Ökologischer und wirtschaftlicher Unsinn

29. Januar 2013

Auwald_Leipzig_3Ökolöwe lehnt touristische Vermarktungsideen BUGA oder UNESCO des Naturschutzgebietes Leipziger Auenwald weiterhin strikt ab

Mit dem Motorboot von der Alster an die Elster, dann durch den Auenwald ins Neuseenland – nach Vorstellung von OBM-Kandidat Horst Wawrzynski und der Leipziger CDU-Fraktion kommt jetzt eine neue Vision hinzu: blühende Gewässerufer im Rahmen einer Bundesgartenschau in Leipzig 2025. Und das mitten im Leipziger Auenwald! Die Annahme des Stadtratsantrags der CDU für eine BUGA wäre aus Sicht des Ökolöwen ein ökologisches und ökonomisches Desaster. „Zugunsten eines prestigeträchtigen Großprojekts – ähnlich der Entwicklung und geplanten Schiffbarkeit des Neuseenlandes – sollen weitere Teile des einzigartigen Gewässerökosystems für Leipzigs Profilierung als Tourismusziel geopfert werden“, mahnt Enrico Vlach, Umweltpolitischer Sprecher des Ökolöwen. „Die langfristigen Folgen werden auch hier heruntergespielt: eine weitere Zerschneidung und Zerstörung des Auenökosystems einerseits, unabsehbare Kosten und Folgekosten für Stadt, Land und letztlich den Steuerzahler andererseits. Denn die Finanzierung der BUGA erfolgt größtenteils über Zuschüsse des Landes: Steuergelder.“

„Wer es mit Schutz und ökologischer Aufwertung des bereits mit zahlreichen Schutzkategorien – national LSG und NSG, auf europäischer Ebene SPA und FFH – belegten Auenwalds wirklich ernst meint, muss die Nutzungsintensität reduzieren“, kritisiert Vlach. „Stattdessen wird versucht, im Zuge langfristiger, kostenintensiver Bewerbungen um BUGA oder UNESCO und anderer Großprojekte neue Besucher anzulocken und die Massen dann durch den Auenwald zu schleusen.“ So ist auch der UNESCO-Titel kein geeignetes Instrument zum besseren Schutz! Schon heute gibt es vielfältige Schutzgebiete im Auenwald, doch es hapert massiv am Vollzug des Naturschutzgesetzes in den Gebieten!
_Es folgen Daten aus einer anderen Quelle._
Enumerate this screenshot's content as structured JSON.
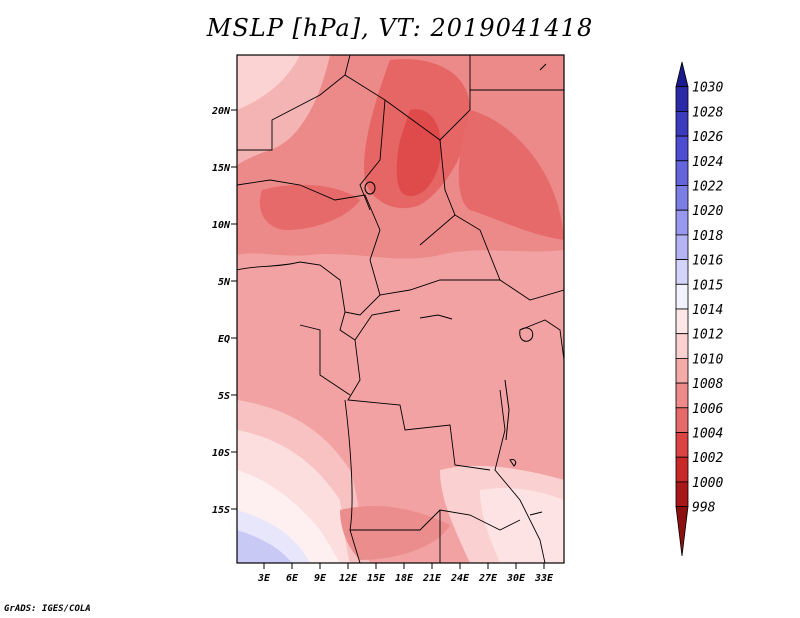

Geht es nach den einen, sollen Motorboote in alle Richtungen fahren und den Stadthafen mit neuen touristischen Attraktionen der Region verbinden: vom Neuseenland durch den Floßgraben, den Karl-Heine-Kanal, zum Saale-Elster-Kanal und letztlich nach Hamburg. Die anderen wollen Besucher in Zukunft mit dem grünen Charme des Auenwalds locken und erhoffen sich daraus eine Stärkung der Schutzanstrengungen. Immer ist da dieses irgendwie reizvolle, an vergangene Wildnis erinnernde Stück Wald dazwi-schen, das die Kulisse für die Großphantasien bildet. Was macht es da schon, wenn ein paar neue Brücken und Parkplätze gebaut, Bäume gefällt und das – im schlimmsten Fall asphaltierte – Wegenetz erweitert wird? Wem schadet es schon, wenn die BUGA weitere technische Schutzmaßnahmen treffen muss, damit ihre Beete zur Eröffnung nicht vom natürlichen Frühjahrshochwasser geflutet werden? Wenn die Attraktivität eines Welterbetitels ganze Busladungen zur Burgaue lockt? Entwicklung und Ausbau eines europäischen und nationalen Naturschutzgebietes im Namen des Tourismus sind der falsche Weg, den Auenwald aufzuwerten!